Bu dört kişilik grupları yıllardır bu günü bekliyorlardı. Hepsi değer verdiği insanları şeytanlar yüzünden kaybetmişlerdi. Jongho ailesini kaybetmişti. Hiç görmediği ailesi öldüğünde bugüne kadar birlikte kaldığı ailesi onu evlat edinmişti. Abisi de bu savaşta babasını kaybetmişti. Yunho sarayda görevli olan amcası ve kuzenini bir daha görememişti. Yeosang ise babasından ayrı düşüp annesinin parçalara ayrılmasına şahit olmuştu. Hepsinin kalbinde bir boşluk vardı. Elysium'un barışına duydukları bir özlem besliyorlardı. Bu yüzden Jongho Mingi'nin yalan söylemediğine emin olduğu gibi bu teklifi kafasında çoktan kabul etmişti. Eğer yardım edebilecekse tabikide ederdi. Jongho yıllarca bu ülkeyi kurtarmak için savaşmanın hayalini kurmuştu. Şimdi fırsat ayağına gelmişken bunu tabikide kabul edecekti.

Jongho kapıdan biraz kenara çekilerek Yunho ve Mingi'nin içeri girmesini işareti etti.

"Elimden geleni yaparım elbette. İçeri geçin. Detaylıca konuşalım."

Mingi her şeyin böyle güzelce çözülmeye başladığını görünce rahatlamış hissetti. Plana uygun hareket etmeye başlamıştı yeniden. Şimdi Hongjoong'a ulaşabilirlerse o zaman gerçekten bir sorun kalmayacaktı.
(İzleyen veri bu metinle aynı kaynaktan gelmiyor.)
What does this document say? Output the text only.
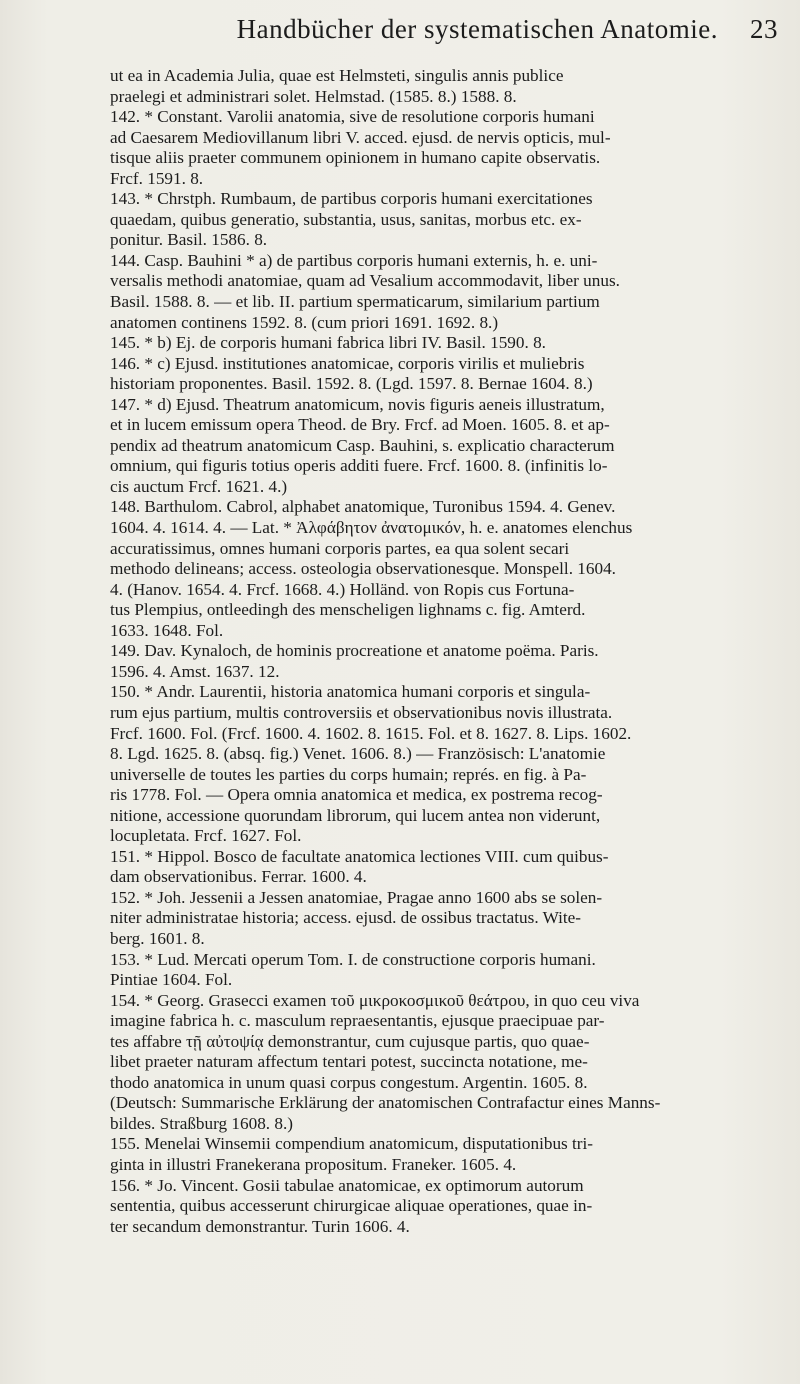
Handbücher der systematischen Anatomie.	23
ut ea in Academia Julia, quae est Helmsteti, singulis annis publice
praelegi et administrari solet. Helmstad. (1585. 8.) 1588. 8.
142. * Constant. Varolii anatomia, sive de resolutione corporis humani
ad Caesarem Mediovillanum libri V. acced. ejusd. de nervis opticis, mul-
tisque aliis praeter communem opinionem in humano capite observatis.
Frcf. 1591. 8.
143. * Chrstph. Rumbaum, de partibus corporis humani exercitationes
quaedam, quibus generatio, substantia, usus, sanitas, morbus etc. ex-
ponitur. Basil. 1586. 8.
144. Casp. Bauhini * a) de partibus corporis humani externis, h. e. uni-
versalis methodi anatomiae, quam ad Vesalium accommodavit, liber unus.
Basil. 1588. 8. — et lib. II. partium spermaticarum, similarium partium
anatomen continens 1592. 8. (cum priori 1691. 1692. 8.)
145. * b) Ej. de corporis humani fabrica libri IV. Basil. 1590. 8.
146. * c) Ejusd. institutiones anatomicae, corporis virilis et muliebris
historiam proponentes. Basil. 1592. 8. (Lgd. 1597. 8. Bernae 1604. 8.)
147. * d) Ejusd. Theatrum anatomicum, novis figuris aeneis illustratum,
et in lucem emissum opera Theod. de Bry. Frcf. ad Moen. 1605. 8. et ap-
pendix ad theatrum anatomicum Casp. Bauhini, s. explicatio characterum
omnium, qui figuris totius operis additi fuere. Frcf. 1600. 8. (infinitis lo-
cis auctum Frcf. 1621. 4.)
148. Barthulom. Cabrol, alphabet anatomique, Turonibus 1594. 4. Genev.
1604. 4. 1614. 4. — Lat. * Ἀλφάβητον ἀνατομικόν, h. e. anatomes elenchus
accuratissimus, omnes humani corporis partes, ea qua solent secari
methodo delineans; access. osteologia observationesque. Monspell. 1604.
4. (Hanov. 1654. 4. Frcf. 1668. 4.) Holländ. von Ropis cus Fortuna-
tus Plempius, ontleedingh des menscheligen lighnams c. fig. Amterd.
1633. 1648. Fol.
149. Dav. Kynaloch, de hominis procreatione et anatome poëma. Paris.
1596. 4. Amst. 1637. 12.
150. * Andr. Laurentii, historia anatomica humani corporis et singula-
rum ejus partium, multis controversiis et observationibus novis illustrata.
Frcf. 1600. Fol. (Frcf. 1600. 4. 1602. 8. 1615. Fol. et 8. 1627. 8. Lips. 1602.
8. Lgd. 1625. 8. (absq. fig.) Venet. 1606. 8.) — Französisch: L'anatomie
universelle de toutes les parties du corps humain; représ. en fig. à Pa-
ris 1778. Fol. — Opera omnia anatomica et medica, ex postrema recog-
nitione, accessione quorundam librorum, qui lucem antea non viderunt,
locupletata. Frcf. 1627. Fol.
151. * Hippol. Bosco de facultate anatomica lectiones VIII. cum quibus-
dam observationibus. Ferrar. 1600. 4.
152. * Joh. Jessenii a Jessen anatomiae, Pragae anno 1600 abs se solen-
niter administratae historia; access. ejusd. de ossibus tractatus. Wite-
berg. 1601. 8.
153. * Lud. Mercati operum Tom. I. de constructione corporis humani.
Pintiae 1604. Fol.
154. * Georg. Grasecci examen τοῦ μικροκοσμικοῦ θεάτρου, in quo ceu viva
imagine fabrica h. c. masculum repraesentantis, ejusque praecipuae par-
tes affabre τῇ αὐτοψίᾳ demonstrantur, cum cujusque partis, quo quae-
libet praeter naturam affectum tentari potest, succincta notatione, me-
thodo anatomica in unum quasi corpus congestum. Argentin. 1605. 8.
(Deutsch: Summarische Erklärung der anatomischen Contrafactur eines Manns-
bildes. Straßburg 1608. 8.)
155. Menelai Winsemii compendium anatomicum, disputationibus tri-
ginta in illustri Franekerana propositum. Franeker. 1605. 4.
156. * Jo. Vincent. Gosii tabulae anatomicae, ex optimorum autorum
sententia, quibus accesserunt chirurgicae aliquae operationes, quae in-
ter secandum demonstrantur. Turin 1606. 4.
Yunho ile beraber içeri girdiklerinde Yunho kendi eviymiş gibi ilerleyerek koltuklardan birine oturdu. Jongho kapıyı kapatırken Mingi de gidip Yunho'nun yanına çömdü. Jongho gelip karşılarına oturduktan sonra gözlerini konuşması için Mingi'ye dikti.

Mingi elini cebine atıp Hongjoong'un ona verdiği bir diğer tılsımı alarak Jongho'ya uzattı. Bu tılsımı Hongjoong ona vermesini istemişti. Mingi üzerinde yazanları pek anlayamasa bile Jongho tılsımı alıp bir süre baktıktan sonra mırıldanarak başını salladı.